Non solo Totti, Baggio, Pirlo o Signori quindi, ma anche i vari Cappioli, Petruzzi, i gemelli Filippini, Hubner, Di Biagio, Materazzi, Muzzi e persino Pep Guardiola: tutti calciatori (ormai ex) che hanno avuto il privilegio di avere Carlo Mazzone come mister, crescendo calcisticamente e umanamente con quello che per molti di loro è stato davvero “come un padre”.
“Vòi esse er mejo amico mio? Allora vedi de giocà bene”. Oppure “Quanti gol hai fatto in carriera, Amedè? Tre? E allora torna in difesa!”. O ancora “Palla in su, Gesù pensace tu”. Espressioni e motti iconici di un personaggio sopra le righe ma che ha saputo scrivere pagine di storia anche attraverso tutto questo, tramite un rapporto umano e speciale con i suoi giocatori, che sapeva sempre come trattare, seppure non per forza con i guanti. Ma tutti, alla fine, gli hanno voluto bene.

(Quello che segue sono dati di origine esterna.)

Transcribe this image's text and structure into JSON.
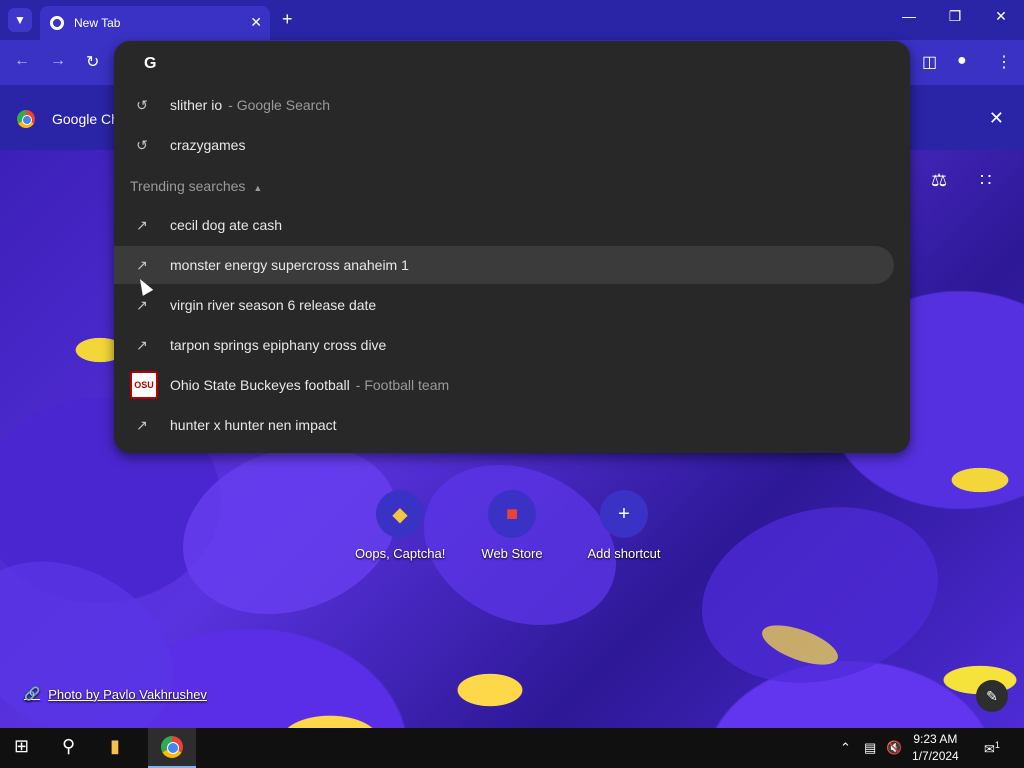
{
  "browser": {
    "tab_title": "New Tab",
    "infobar_text": "Google Chrome"
  },
  "omnibox": {
    "input_glyph": "G",
    "history": [
      {
        "text": "slither io",
        "sub": "- Google Search"
      },
      {
        "text": "crazygames",
        "sub": ""
      }
    ],
    "trending_header": "Trending searches",
    "trending": [
      {
        "text": "cecil dog ate cash",
        "sub": ""
      },
      {
        "text": "monster energy supercross anaheim 1",
        "sub": ""
      },
      {
        "text": "virgin river season 6 release date",
        "sub": ""
      },
      {
        "text": "tarpon springs epiphany cross dive",
        "sub": ""
      },
      {
        "text": "Ohio State Buckeyes football",
        "sub": "- Football team"
      },
      {
        "text": "hunter x hunter nen impact",
        "sub": ""
      }
    ]
  },
  "shortcuts": [
    {
      "label": "Oops, Captcha!",
      "icon": "gamepad-icon"
    },
    {
      "label": "Web Store",
      "icon": "store-icon"
    },
    {
      "label": "Add shortcut",
      "icon": "plus-icon"
    }
  ],
  "photo_credit": "Photo by Pavlo Vakhrushev",
  "taskbar": {
    "time": "9:23 AM",
    "date": "1/7/2024",
    "notification_count": "1"
  }
}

Passionale, orgoglioso, tenace, Carlo Mazzone è l’emblema di un calcio romantico che ormai non c’è più, quello narrato dalla canzone “Evviva il goleador” che Di Cosimo ci regala in apertura di film e che in pochi istanti ci catapulta negli anni ’80.

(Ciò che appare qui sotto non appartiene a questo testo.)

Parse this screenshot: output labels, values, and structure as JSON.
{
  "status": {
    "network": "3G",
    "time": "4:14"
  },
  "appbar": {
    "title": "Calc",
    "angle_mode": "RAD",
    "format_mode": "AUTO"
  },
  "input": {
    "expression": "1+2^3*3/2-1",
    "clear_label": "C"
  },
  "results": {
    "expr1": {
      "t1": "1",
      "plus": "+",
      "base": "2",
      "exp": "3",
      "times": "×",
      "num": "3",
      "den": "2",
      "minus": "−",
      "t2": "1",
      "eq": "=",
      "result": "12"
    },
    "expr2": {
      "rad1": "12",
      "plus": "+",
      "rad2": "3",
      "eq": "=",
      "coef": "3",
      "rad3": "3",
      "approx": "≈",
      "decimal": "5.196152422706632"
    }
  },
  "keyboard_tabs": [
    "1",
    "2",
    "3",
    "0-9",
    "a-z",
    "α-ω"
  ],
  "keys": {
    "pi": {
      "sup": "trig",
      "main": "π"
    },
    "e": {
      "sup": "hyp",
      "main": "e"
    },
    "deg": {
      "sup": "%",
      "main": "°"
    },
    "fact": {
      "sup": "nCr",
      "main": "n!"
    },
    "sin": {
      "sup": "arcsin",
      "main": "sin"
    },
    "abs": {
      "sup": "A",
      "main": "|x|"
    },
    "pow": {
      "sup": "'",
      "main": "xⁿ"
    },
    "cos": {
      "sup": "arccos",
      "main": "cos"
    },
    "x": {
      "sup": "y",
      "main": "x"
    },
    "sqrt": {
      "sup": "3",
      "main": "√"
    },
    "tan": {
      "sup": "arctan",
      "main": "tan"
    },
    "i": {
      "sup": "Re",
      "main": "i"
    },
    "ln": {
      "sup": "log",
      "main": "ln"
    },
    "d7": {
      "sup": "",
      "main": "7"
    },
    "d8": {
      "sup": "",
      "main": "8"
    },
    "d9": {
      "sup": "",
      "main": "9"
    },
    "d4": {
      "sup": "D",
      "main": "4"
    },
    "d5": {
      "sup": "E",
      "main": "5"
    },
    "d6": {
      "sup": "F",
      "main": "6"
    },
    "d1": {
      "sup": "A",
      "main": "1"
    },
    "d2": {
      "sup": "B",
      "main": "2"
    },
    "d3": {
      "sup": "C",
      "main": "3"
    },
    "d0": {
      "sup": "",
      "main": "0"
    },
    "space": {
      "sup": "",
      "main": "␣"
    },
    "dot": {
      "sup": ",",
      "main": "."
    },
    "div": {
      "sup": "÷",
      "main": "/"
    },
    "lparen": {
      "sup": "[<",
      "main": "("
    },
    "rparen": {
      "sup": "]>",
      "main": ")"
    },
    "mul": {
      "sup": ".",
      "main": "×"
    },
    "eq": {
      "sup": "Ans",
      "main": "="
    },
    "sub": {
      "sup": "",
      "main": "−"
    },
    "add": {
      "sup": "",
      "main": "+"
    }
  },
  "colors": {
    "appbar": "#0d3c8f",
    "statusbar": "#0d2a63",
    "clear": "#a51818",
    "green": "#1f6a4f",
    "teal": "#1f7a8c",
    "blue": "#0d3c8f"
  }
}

Mazzone è stata una figura in grado di andare oltre l’etichetta del tifo, ben visto da tutti, probabilmente rispettato persino da chi l’ha visto correre verso la propria Curva inveendo, dopo aver subito insulti per 90’ minuti.

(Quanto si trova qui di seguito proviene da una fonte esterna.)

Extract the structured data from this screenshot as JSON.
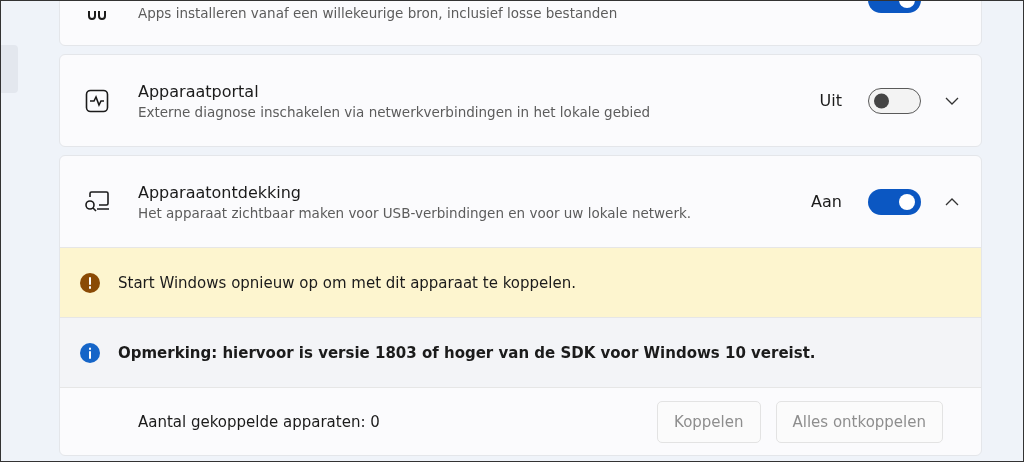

Quando mi chiedono chi ha rappresentato alla perfezione il calcio dei tempi ormai passati, quello prima della pay TV e del calendario spezzatino, delle partite la domenica alle 15.00, prima del VAR e quando l’Europa League si chiamava Coppa Uefa e la Champions League era la Coppa dei Campioni, rispondo senza dubbio Carlo Mazzone. E oggi, finalmente, posso anche aggiungere un consiglio cinematografico: Come un padre.